„Sie werden es zumindest versuchen“, erwiderte Ben Brighton und wies mit der rechten Hand nach vorn.
Hasard blickte über das Vorkastell hinweg und sah die drei Kriegsgaleonen, die beigedreht hatten und anscheinend warteten, bis die letzten Schiffe des Geleitzuges sie passiert hatten.
„Sie treiben die Schäfchen für die Nacht zusammen“, sagte Ben Brighton sarkastisch. „Wenn du glaubst, daß wir ihnen in dieser Nacht entwischen können, dann hast du einen sonnigen Humor.“
Hasard preßte die Lippen aufeinander. Er wußte, daß Ben Brighton recht hatte, aber er weigerte sich, die Ladung der „Santa Barbara“ verloren zu geben. Als Ben Brighton den Mund öffnete, wußte er schon, was der Bootsmann sagen würde.
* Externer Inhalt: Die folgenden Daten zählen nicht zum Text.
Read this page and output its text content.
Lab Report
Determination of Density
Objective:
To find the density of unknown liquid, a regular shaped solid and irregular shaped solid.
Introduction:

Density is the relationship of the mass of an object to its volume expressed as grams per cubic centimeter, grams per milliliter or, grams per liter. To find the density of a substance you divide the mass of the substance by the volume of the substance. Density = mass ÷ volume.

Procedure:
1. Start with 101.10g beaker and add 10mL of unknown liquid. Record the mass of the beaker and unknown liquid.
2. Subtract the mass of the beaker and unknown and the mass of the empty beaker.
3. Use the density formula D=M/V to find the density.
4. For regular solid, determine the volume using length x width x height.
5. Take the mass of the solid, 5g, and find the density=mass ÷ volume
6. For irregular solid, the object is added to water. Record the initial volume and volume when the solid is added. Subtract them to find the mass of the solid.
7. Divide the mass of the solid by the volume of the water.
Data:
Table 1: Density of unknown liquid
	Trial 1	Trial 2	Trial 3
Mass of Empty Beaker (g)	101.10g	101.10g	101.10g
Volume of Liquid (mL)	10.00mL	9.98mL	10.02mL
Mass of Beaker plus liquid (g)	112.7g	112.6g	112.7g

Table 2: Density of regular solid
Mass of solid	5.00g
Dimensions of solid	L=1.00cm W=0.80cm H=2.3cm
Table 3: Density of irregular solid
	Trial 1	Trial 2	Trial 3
„Wir sollten es uns noch mal überlegen“, sagte Ben. „Drake wird uns nicht die Köpfe abreißen. Sicher hätte auch er in dieser Lage die Ladung aufgegeben und wäre mit der ‚Barcelona‘ davongesegelt. Niemand wird uns einen Vorwurf machen.“
Hasard schüttelte stur den Kopf.
„Das stimmt nicht, Ben“, sagte er. „Ich selbst würde mir mein Leben lang vorwerfen, daß ich beim ersten Kommando, das mir übertragen wurde, jämmerlich versagt hätte. Ich soll eine Prise nach Plymouth bringen, und das werde ich auch tun. Es muß einfach einen Weg geben.“
Ben Brighton schwieg. Er kannte den Seewolf inzwischen gut genug, um zu wissen, daß jetzt Widerspruch sinnlos war. Er hoffte nur, daß sie nicht alle durch die Sturheit Hasards mit dem Leben zahlen mußten.
Die vier Kriegsgaleonen – eine weitere war an Backbord aufgetaucht – scheuchten die „Barcelona“ und die „Santa Barbara“ dichter an die anderen Schiffe heran. Die Besatzungen der beiden Galeonen hatten alle Hände voll zu tun, die Segel zu bedienen.
Hasard stand an der Reling der Poop und schlug die Faust auf das breite Geländer. Wenn der Wind weiterhin mit dieser Stärke aus Westen blies, hatten sie die spanische Küste in zwei, höchstens drei Tagen erreicht. Und wenn die Kriegsgaleonen sie den Guadalquivir hinauf nach Sevilla geschleust hatten, saßen sie in der Falle, aus der es kein Entrinnen mehr gab.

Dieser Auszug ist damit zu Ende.